Monday, April 5, 2021

And This Is What Happens When You Don't Hit

Three games into a season is too soon to panic over the Yankees.

But 3 games into the 12th season of a Pennant drought is not too soon to feel a sense of resignation that we've seen this movie before, and we can predict that its ending won't be good.

The Yankees began the finale of their opening series, at home to the Toronto Blue Jays, with Domingo German making his 1st regular-season appearance since September 18, 2019. Not since Daniel Joseph Staub last came to the plate for the Mets has a New York baseball player been this Rusty.

He went just 3 innings, allowing 3 runs on 4 hits. Only 1 walk, though. After 3 innings and 68 pitches he was removed -- not for a pitch count, but for ineffectiveness. I have no problem with that decision.
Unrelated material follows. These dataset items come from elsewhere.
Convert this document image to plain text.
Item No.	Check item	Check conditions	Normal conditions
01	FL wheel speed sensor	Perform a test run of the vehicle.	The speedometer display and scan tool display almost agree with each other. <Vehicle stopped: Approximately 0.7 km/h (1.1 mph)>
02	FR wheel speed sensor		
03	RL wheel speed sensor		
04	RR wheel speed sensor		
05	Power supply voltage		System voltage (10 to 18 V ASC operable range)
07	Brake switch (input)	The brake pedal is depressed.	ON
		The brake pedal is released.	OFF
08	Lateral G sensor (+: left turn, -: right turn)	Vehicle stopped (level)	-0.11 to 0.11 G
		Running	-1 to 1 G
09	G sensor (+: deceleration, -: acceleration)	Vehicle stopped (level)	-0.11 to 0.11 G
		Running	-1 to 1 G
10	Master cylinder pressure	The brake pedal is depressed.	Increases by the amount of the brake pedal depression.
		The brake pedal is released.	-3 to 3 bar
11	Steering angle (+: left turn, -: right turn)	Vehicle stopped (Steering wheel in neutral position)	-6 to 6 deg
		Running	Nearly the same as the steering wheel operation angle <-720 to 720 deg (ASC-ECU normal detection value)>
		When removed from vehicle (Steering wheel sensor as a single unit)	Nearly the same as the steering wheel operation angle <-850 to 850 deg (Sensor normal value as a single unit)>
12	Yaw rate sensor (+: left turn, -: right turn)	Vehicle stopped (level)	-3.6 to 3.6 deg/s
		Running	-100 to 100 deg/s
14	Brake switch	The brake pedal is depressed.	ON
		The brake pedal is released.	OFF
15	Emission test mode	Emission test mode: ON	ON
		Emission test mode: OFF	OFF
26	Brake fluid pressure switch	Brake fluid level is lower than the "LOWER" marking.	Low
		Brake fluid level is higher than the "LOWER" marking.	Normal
Michael King pitched the rest of the way for the Yankees, and was fantastic: 6 innings, no runs, 1 hit, 1 walk. This is very encouraging, because I don't recall him ever pitching this well for the Yankees.

So, combined, Yankee pitchers allowed 3 runs. A performance like that deserves hitting support. Such support was not to be.

The Yankees went down 1-2-3 in the 1st inning. Jay Bruce singled with 1 out in the 2nd, and was stranded. Brett Gardner and DJ LeMahieu singled with 1 out in the 3rd, and Aaron Judge grounded into an inning-ending double play. Bruce drew a walk with 2 out in the 4th, but was stranded.

In the 5th, the Yankees mounted a threat. Or, rather, Clint Frazier mounted a threat. He led off with a double, took 3rd on a long fly out by Gio Urshela, and scored on a groundout by Brett Gardner. LeMahieu walked. But Judge flew out.

Gleyber Torres doubled with 1 out in the 6th, but was stranded. The Yankees went down 1-2-3 in the 7th -- against former Yankee David Phelps. Against a different pitcher, they went down 1-2-3 again in the 8th. Against yet another pitcher, they went down 1-2-3 again in the 9th.

Blue Jays 3, Yankees 1. WP: Ryan Borucki (1-0). SV: Julian Merryweather (2). LP: German (0-1).

We can't blame Giancarlo Stanton for this one: Aaron Boone gave him the day off. But Judge, Urshela, Aaron Hicks and Gary Sanchez were a combined 0-for-15. And no player got more than 1 hit.

I could credit the Blue Jays for good pitching, but that's no excuse. The Yankees should be able to hit anybody.

Tonight, the Yankees start a new home series, against the Baltimore Orioles. They'd better hit better than they did in this series against Toronto.